Ни коня, ни золота, которое он вез сдавать, не оказалось. Ясно, что был грабеж. Накануне ночью пал дождь. Моховая поляна, которой проходила тропа, набухла водой, примятый мох поднялся и скрыл все следы.

Смотрителя в тот же день отправили сплавом на лодке в больницу, в район, за восемьдесят километров. А утром отправят в управление милиции и Северина.

«Вот история-то, — думал Северин, горбясь на лавке и шевеля затекшими от веревок руками. — Сколько ни говори — не верят. Что будешь делать? А если помрет, вдобавок, смотритель? Помрет единственный свидетель, не сказав обеляющего слова? Тогда хана... Вот и открыл новую площадь! Вот и расширил прииск, как мечтал сгоряча».

Неужели же пропадать? Угрожала принудительная отправка в район и опять, должно быть, тюрьма, пока не выяснится все дело. Легкая штука сидеть взаперти, когда весь так и рвешься на работу!

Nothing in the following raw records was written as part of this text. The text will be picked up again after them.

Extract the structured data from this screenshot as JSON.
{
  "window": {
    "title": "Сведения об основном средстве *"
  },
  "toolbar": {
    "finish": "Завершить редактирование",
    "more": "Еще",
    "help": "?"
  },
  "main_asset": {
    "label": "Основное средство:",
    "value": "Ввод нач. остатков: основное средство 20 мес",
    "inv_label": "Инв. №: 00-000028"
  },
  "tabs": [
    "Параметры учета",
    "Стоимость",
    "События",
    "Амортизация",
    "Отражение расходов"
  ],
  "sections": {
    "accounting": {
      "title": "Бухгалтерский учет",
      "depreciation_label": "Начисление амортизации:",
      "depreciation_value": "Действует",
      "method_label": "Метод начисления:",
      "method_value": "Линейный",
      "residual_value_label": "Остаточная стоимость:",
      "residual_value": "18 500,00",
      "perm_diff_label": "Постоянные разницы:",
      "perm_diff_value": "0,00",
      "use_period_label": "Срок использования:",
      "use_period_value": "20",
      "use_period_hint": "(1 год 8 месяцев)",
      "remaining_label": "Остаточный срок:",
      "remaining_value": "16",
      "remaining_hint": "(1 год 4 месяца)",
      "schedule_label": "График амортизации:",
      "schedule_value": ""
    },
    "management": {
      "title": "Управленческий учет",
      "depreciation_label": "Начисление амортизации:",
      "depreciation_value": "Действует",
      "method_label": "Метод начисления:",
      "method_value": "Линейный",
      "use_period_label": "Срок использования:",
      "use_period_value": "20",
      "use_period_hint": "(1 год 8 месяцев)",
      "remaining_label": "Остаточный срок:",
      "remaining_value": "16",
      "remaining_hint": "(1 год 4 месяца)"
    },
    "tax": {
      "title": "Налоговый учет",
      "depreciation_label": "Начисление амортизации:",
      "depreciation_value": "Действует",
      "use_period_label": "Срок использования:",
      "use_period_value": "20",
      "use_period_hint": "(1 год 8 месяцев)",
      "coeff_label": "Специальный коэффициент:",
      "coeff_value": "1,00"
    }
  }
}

Для оправдания хотел было рассказать, где провел вчерашнюю ночь, и открыть свою находку. Но подумал: какая польза? Разве, копаясь в шурфе, нельзя ограбить смотрителя? Тропа проходит совсем рядом. И выходило, что, признавшись, он только золото людям отдаст, а несчастной своей судьбе все-таки не поможет... Тоска!

Неслышно поднялся, мягко шагнул в броднях к предбаннику, слушал.

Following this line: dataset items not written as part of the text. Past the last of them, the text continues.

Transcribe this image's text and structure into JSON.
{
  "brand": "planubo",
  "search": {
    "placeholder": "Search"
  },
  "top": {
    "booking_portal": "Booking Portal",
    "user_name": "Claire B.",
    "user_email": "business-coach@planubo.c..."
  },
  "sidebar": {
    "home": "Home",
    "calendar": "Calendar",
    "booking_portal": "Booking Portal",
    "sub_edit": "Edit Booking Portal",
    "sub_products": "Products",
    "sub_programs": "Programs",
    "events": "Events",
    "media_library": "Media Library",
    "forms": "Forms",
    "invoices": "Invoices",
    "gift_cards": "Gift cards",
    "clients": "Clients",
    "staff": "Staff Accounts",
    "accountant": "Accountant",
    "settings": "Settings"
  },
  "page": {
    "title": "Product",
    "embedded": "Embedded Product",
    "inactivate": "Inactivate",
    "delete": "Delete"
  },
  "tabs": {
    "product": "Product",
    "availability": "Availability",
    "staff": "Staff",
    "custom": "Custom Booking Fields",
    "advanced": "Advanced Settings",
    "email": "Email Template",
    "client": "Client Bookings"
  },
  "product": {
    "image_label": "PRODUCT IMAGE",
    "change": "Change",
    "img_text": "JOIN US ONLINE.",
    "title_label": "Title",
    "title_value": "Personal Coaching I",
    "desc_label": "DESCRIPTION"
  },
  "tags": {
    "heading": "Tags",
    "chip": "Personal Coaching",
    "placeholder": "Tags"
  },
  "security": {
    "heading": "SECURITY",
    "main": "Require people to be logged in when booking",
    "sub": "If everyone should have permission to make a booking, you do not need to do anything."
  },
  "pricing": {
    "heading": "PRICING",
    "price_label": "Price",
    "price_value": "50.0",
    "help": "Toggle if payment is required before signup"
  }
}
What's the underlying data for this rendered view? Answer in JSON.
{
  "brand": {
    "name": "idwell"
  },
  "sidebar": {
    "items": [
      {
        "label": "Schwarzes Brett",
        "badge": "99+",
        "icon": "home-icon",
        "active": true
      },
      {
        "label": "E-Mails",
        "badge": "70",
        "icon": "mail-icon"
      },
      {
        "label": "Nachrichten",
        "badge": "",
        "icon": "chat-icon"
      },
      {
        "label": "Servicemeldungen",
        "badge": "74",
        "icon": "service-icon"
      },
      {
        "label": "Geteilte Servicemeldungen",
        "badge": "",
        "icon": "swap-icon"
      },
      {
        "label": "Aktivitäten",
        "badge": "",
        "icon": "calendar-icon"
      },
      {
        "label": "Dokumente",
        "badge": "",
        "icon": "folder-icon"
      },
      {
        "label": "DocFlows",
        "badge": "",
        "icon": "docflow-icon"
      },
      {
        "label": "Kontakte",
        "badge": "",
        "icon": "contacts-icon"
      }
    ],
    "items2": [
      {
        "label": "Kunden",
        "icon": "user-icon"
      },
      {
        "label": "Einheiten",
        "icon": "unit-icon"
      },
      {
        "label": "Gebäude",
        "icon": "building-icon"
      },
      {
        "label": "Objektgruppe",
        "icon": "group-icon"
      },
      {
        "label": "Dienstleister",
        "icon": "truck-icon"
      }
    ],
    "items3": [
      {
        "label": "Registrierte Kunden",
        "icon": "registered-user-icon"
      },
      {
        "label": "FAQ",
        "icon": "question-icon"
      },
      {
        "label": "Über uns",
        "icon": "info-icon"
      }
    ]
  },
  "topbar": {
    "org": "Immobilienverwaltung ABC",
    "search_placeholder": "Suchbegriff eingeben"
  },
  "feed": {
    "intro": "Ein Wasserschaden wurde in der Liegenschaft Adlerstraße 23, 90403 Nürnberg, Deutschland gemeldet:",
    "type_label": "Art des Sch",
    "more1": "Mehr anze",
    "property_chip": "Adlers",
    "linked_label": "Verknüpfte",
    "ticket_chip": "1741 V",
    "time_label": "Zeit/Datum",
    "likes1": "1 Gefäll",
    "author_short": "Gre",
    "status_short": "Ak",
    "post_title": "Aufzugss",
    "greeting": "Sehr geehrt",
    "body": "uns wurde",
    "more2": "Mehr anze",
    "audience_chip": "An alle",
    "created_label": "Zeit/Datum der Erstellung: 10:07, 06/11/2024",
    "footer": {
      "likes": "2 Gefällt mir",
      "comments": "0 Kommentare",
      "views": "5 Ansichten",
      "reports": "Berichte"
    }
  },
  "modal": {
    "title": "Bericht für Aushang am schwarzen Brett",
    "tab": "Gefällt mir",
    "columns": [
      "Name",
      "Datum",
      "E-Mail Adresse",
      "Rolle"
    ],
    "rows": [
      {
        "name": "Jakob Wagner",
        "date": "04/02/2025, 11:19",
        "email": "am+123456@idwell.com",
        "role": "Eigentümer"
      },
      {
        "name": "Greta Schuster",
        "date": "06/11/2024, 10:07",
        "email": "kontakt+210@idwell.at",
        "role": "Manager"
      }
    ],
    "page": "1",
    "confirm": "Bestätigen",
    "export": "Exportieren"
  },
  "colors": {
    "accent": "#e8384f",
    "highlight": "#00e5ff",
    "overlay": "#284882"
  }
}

Дверь приоткрыта. Мигает свеча. Самого Онуфрия не видать, сидит, должно быть, за стенкой, протянув по порогу ноги. В лаптях.

«Российский!» — подумал Северин и подошел к оконцу. Снаружи его нарочно забили доской. А теперь в стекле, точно в зеркале, — увидел свое лицо. Широкое, красное от загара. Губы сжаты, морщиной тужится лоб, а глаза голубые, простые, жалкие... Дернулся от досады.

— Что же, так и стану сидеть, настоящей тюрьмы дожидаться? — спросил у себя Северин и сам же шепотом, горячо отозвался: — Нет, этого, парень, не будет!

Потянул голову к двери — слушал. Тихо. Тогда, обернувшись назад, подставил под пламя свечи связавшую руки веревку. Было рукам горячо, но терпел. Потрескивала конопля. Тогда пугался. Пахло жженым, сизый дымок шел кверху.

За стенкой посапывал Онуфрий. Вдруг сразу порвались путы. Взмахнул освобожденными руками, торопливо сбрасывая с них обрывки. Сделался словно каменный, так твердо казалось принятое решение.

Онуфрий завозился, подобрал ноги. Северин осторожно сел на лавку, спрятал руки за спину, в тень, закрыл глаза, будто дремлет.

В дверь просунулась одностволка, а за ней выжидающее лицо старика, а потом и сам он, сгибаясь, влезает в баню.

— Не спишь, голубок? — широко зевает старик беззубой щелью рта. Потом садится на лавку и ставит ружье у колен.

— Руки пошто связали? — глухо выговаривает Северин. — Больно.